Anyway, why should it suffice to consider the probability of selecting three extreme judges, when the relevant probability is selecting two or three? Fitzpatrick is using the correct method for analyzing the probability of two or three extreme judges, the hypergeometric distribution. If you have N=28 judges and s=6 extreme judges, then the probability of pulling two or three extreme judges is 10.68%. If you have N=14 judges and s=3 extreme judges, then the probability falls to 9.34%.
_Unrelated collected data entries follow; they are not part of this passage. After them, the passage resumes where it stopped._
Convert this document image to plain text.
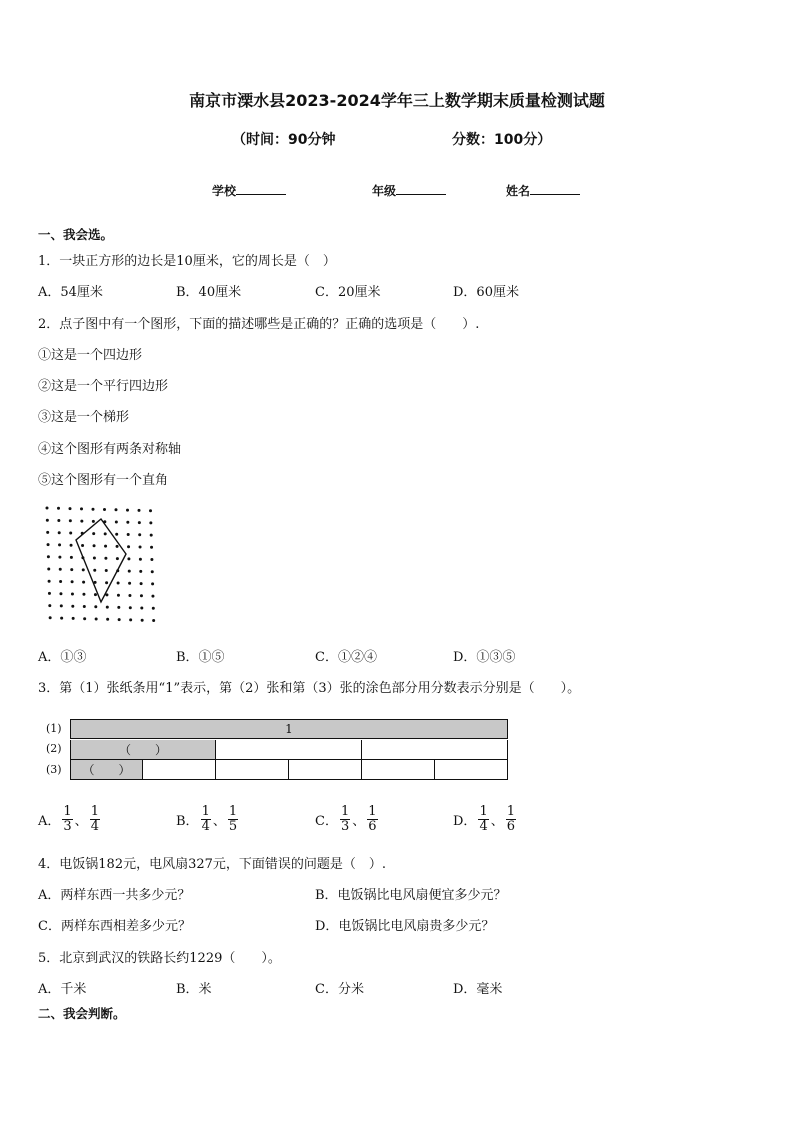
南京市溧水县2023-2024学年三上数学期末质量检测试题
（时间：90分钟	分数：100分）
学校	年级	姓名
一、我会选。
1．一块正方形的边长是10厘米，它的周长是（　）
A．54厘米	B．40厘米	C．20厘米	D．60厘米
2．点子图中有一个图形，下面的描述哪些是正确的？正确的选项是（　　）.
①这是一个四边形
②这是一个平行四边形
③这是一个梯形
④这个图形有两条对称轴
⑤这个图形有一个直角
A．①③	B．①⑤	C．①②④	D．①③⑤
3．第（1）张纸条用“1”表示，第（2）张和第（3）张的涂色部分用分数表示分别是（　　）。
(1)
(2)
(3)
1
（　　）
（　　）
A． $\frac{1}{3}$ 、 $\frac{1}{4}$	B． $\frac{1}{4}$ 、 $\frac{1}{5}$	C． $\frac{1}{3}$ 、 $\frac{1}{6}$	D． $\frac{1}{4}$ 、 $\frac{1}{6}$
4．电饭锅182元，电风扇327元，下面错误的问题是（　）.
A．两样东西一共多少元？	B．电饭锅比电风扇便宜多少元？
C．两样东西相差多少元？	D．电饭锅比电风扇贵多少元？
5．北京到武汉的铁路长约1229（　　）。
A．千米	B．米	C．分米	D．毫米
二、我会判断。
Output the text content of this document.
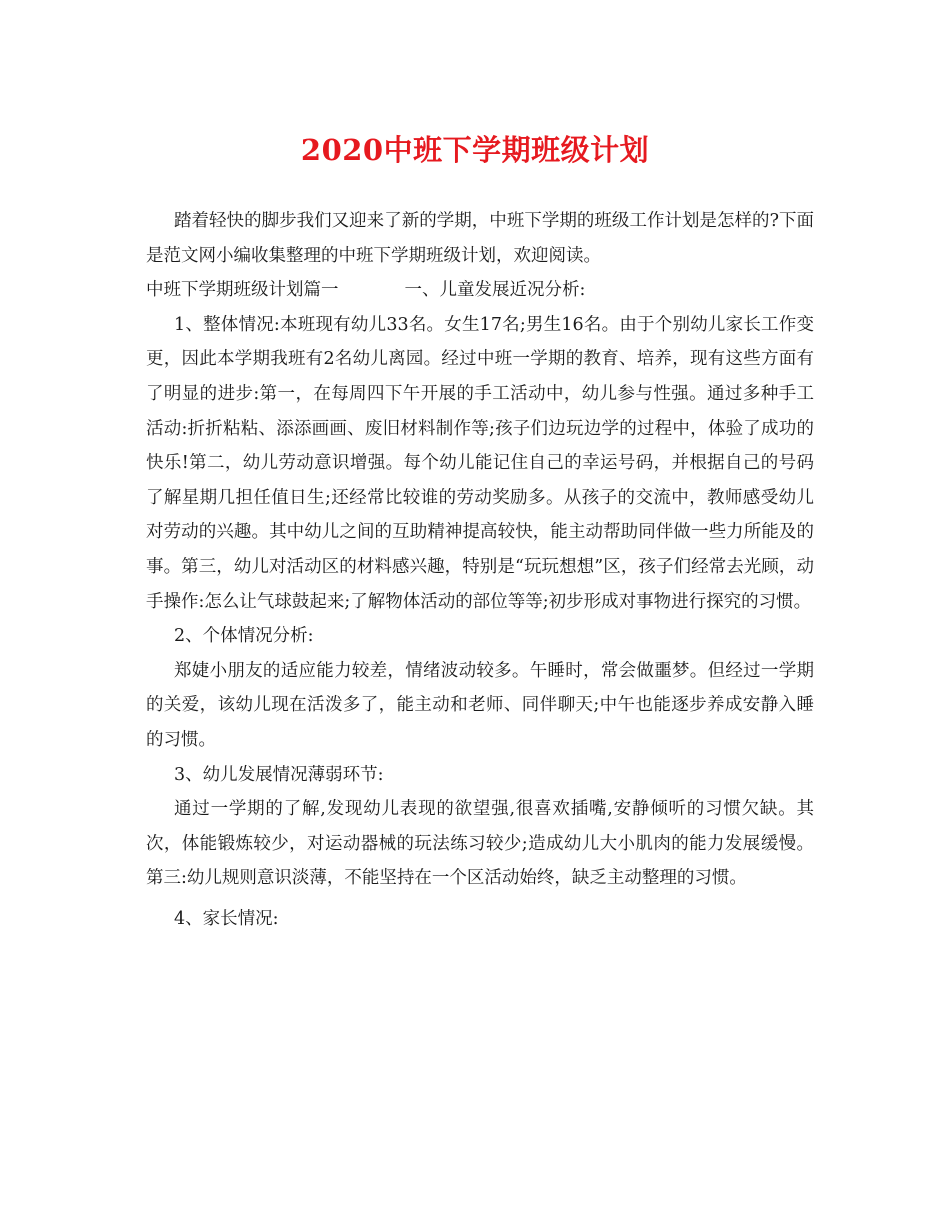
2020中班下学期班级计划

踏着轻快的脚步我们又迎来了新的学期，中班下学期的班级工作计划是怎样的?下面是范文网小编收集整理的中班下学期班级计划，欢迎阅读。

中班下学期班级计划篇一	一、儿童发展近况分析:

1、整体情况:本班现有幼儿33名。女生17名;男生16名。由于个别幼儿家长工作变更，因此本学期我班有2名幼儿离园。经过中班一学期的教育、培养，现有这些方面有了明显的进步:第一，在每周四下午开展的手工活动中，幼儿参与性强。通过多种手工活动:折折粘粘、添添画画、废旧材料制作等;孩子们边玩边学的过程中，体验了成功的快乐!第二，幼儿劳动意识增强。每个幼儿能记住自己的幸运号码，并根据自己的号码了解星期几担任值日生;还经常比较谁的劳动奖励多。从孩子的交流中，教师感受幼儿对劳动的兴趣。其中幼儿之间的互助精神提高较快，能主动帮助同伴做一些力所能及的事。第三，幼儿对活动区的材料感兴趣，特别是“玩玩想想”区，孩子们经常去光顾，动手操作:怎么让气球鼓起来;了解物体活动的部位等等;初步形成对事物进行探究的习惯。

2、个体情况分析:

郑婕小朋友的适应能力较差，情绪波动较多。午睡时，常会做噩梦。但经过一学期的关爱，该幼儿现在活泼多了，能主动和老师、同伴聊天;中午也能逐步养成安静入睡的习惯。

3、幼儿发展情况薄弱环节:

通过一学期的了解,发现幼儿表现的欲望强,很喜欢插嘴,安静倾听的习惯欠缺。其次，体能锻炼较少，对运动器械的玩法练习较少;造成幼儿大小肌肉的能力发展缓慢。第三:幼儿规则意识淡薄，不能坚持在一个区活动始终，缺乏主动整理的习惯。

4、家长情况:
As N grows, the distribution tends toward the binomial. The binomial distribution gives an 11.81% chance of pulling two or three extreme judges. Again, more evidence of a higher chance of an extreme panel with a larger circuit.
I think one flaw in what Fitzpatrick is saying is the assumption that the extreme judges would be divided equally between the old and new circuits. What if all the extreme judges go to one circuit? We can obviously assign a 0% probability to the other one. In the extreme circuit, you have N=14 judges and s=6 extreme judges. Now, the probability of pulling an extreme panel is 38.46%. On average between the two you a 19.23% chance of an extreme panel, far worse than before the split.
I know very little about the merits of the Ninth Circuit, but I don't think your mathematical critique holds up.
Posted by: Eric Chason | Jul 25, 2007 7:24:23 PM
My thanks to Professor Chason for the correction. In the proof I originally had in mind, I divided both sides of an inequality by (s-N) but neglected to reverse the direction of the inequality, as is required when dividing by a negative quantity.
It is easy to prove that the probability of drawing three extreme judges in a very large court with a proportion s/N of extremists is greater than the probability of drawing them in a smaller court with the same proportion of extremists. (I assume that a similar result will apply to a panel of two out of three; if so, it is not necessary to fuss with this probability. Also, it is not clear that a panel should be considered extreme when the two extremists on it are of opposite polarity.)
For a very large N, the binomial probability of a panel of three judges containing all extremist judges is (s/N)^3. The hypergeometric probability (applicable to small N) is (s/N)[(s-1)/(N-1)][(s-2)/(N-2)]. The question I posed is whether
(s/N)^3 > (s/N)[(s-1)/(N-1)][(s-2)/(N-2)] (1),
as the WSJ blog seemed to claim. Indeed, it is. The proof is short:
By definition, s < N
as < aN, where a = 1 or 2
-as > -aN
sN - as > sN - aN
s(N-a) > N(s-a)
s/N > (s-a)/(N-a)
That is, s/N > (s-1)/(N-1) and s/N > s/N > (s-2)/(N-2)
Hence, (s/N)(s/N)(s/N) > (s/N)[(s-1)/(N-1)][(s-1)/(N-2)]
Professor Chason also is correct about Professor Fitzpatrick’s numerical example comparing the situation with N=14 to that with N=28. I did not discuss this because I was only denying the intimation in the WSJ blog that larger courts always are more likely to have extreme panels than are smaller ones. Talking about two small sizes (28 and 14), however, is far more appropriate to modeling the effect of splitting the Ninth Circuit. In other words, my original mathematical claim, even if it were true, has no practical significance.
I also agree with Professor Chason's observation that the assumption that the number of extreme judges is proportional to the court size is restrictive. There are other potentially troublesome assumptions in Professor Fitzpatrick's model and its parameters. (I have described them in an essay submitted to a few law reviews. For other discussion and for Professor Fitzpatrick's defense of some of his assumptions, see the SCOTUS blog.)
Posted by: DHK | Aug 2, 2007 11:10:01 AM